Figure 10: Pre-operative (left) to post-operative (right) lateral x-rays showing reduction of kyphotic deformity.
The patient went back to work and ended pain management. She’s extremely pleased with her results..
This patient developed proximal junctional kyphosis accentuated by the laminectomy at L2-L3. Thirty-six inch standing radiographs would have been helpful to determine the extent of both focal kyphosis correction and global sagittal plane correction needed to correct the deformity. Best surgical results occur when normal sagittal balance, the pelvic tilt is less than 25 degrees, and the lumbar lordosis is proportional to the pelvic incidence is achieved. There appears to be loss of lumbar lordosis in addition to the proximal junctional kyphosis that complicates this case.
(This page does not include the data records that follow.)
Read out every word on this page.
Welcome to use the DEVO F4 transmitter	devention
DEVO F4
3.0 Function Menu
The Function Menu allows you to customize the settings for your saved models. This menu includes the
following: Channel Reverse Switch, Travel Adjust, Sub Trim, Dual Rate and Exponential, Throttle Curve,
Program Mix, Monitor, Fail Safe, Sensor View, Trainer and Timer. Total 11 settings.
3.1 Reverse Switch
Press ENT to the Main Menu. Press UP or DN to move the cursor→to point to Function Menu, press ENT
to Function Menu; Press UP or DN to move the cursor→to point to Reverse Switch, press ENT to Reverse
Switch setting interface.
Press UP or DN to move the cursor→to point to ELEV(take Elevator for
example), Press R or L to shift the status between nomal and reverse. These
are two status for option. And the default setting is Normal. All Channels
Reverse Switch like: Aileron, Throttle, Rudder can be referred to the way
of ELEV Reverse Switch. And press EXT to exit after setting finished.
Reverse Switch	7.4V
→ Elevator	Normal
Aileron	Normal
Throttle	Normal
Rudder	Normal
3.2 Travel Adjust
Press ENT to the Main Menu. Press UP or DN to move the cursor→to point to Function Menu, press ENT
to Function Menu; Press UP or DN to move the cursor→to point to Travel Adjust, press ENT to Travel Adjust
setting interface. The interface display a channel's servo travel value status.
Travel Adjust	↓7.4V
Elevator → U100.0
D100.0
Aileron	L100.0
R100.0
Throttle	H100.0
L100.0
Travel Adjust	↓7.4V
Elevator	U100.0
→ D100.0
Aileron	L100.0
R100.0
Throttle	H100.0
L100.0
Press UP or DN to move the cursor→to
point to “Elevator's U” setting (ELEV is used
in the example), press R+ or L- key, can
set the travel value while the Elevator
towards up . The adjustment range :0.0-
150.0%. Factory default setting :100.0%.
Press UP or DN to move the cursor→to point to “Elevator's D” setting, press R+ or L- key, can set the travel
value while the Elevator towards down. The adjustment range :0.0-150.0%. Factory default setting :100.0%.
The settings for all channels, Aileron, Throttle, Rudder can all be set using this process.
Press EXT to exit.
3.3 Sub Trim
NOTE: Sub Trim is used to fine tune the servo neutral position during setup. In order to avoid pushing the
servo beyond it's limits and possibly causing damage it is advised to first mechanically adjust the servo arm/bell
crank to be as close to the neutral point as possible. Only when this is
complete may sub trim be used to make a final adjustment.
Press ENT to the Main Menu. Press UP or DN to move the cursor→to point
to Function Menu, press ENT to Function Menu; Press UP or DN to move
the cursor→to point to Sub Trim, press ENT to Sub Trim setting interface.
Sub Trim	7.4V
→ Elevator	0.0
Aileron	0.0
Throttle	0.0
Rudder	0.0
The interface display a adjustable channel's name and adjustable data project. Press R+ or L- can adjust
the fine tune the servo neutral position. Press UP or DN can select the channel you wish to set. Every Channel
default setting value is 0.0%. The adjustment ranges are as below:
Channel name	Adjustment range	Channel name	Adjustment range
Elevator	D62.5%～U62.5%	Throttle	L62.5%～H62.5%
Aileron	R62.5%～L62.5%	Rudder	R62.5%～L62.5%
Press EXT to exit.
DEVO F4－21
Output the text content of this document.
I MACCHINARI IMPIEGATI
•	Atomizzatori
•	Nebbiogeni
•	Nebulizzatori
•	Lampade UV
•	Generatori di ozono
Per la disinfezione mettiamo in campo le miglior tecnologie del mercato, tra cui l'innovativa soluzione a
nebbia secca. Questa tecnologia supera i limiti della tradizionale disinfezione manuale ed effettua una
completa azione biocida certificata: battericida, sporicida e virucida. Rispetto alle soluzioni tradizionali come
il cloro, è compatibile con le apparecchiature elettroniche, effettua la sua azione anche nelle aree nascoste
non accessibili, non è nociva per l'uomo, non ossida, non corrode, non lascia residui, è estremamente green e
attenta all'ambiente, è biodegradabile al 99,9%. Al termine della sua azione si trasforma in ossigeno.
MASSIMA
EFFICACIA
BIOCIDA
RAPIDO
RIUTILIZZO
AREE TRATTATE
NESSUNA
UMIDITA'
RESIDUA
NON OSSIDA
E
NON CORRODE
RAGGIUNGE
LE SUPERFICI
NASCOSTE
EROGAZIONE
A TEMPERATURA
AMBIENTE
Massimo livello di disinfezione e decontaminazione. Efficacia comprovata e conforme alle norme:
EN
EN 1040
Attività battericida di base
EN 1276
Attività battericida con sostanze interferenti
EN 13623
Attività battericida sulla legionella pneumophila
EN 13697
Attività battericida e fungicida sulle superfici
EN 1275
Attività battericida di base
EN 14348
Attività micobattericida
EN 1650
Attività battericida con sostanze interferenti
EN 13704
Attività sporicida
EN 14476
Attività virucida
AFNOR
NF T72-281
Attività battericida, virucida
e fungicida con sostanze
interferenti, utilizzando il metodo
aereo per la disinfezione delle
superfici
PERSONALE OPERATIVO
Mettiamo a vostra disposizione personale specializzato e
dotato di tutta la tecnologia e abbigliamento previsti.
The extension of the fusion to the thoracic spine and L2-L3 TLIF clearly corrected the junctional kyphosis and the scoliosis. Standing radiographs would better demonstrate whether this surgical procedure also gave sufficient correction of the overall global sagittal balance. It is possible that a more extensive procedure including osteotomies may have been needed to achieve optimal sagittal balance. At times, a pedicle subtraction osteotomy (at L2 in this case) or multiple level Smith-Petersen osteotomies (including through the fused lumbar segments) will be needed to achieve sufficient correction.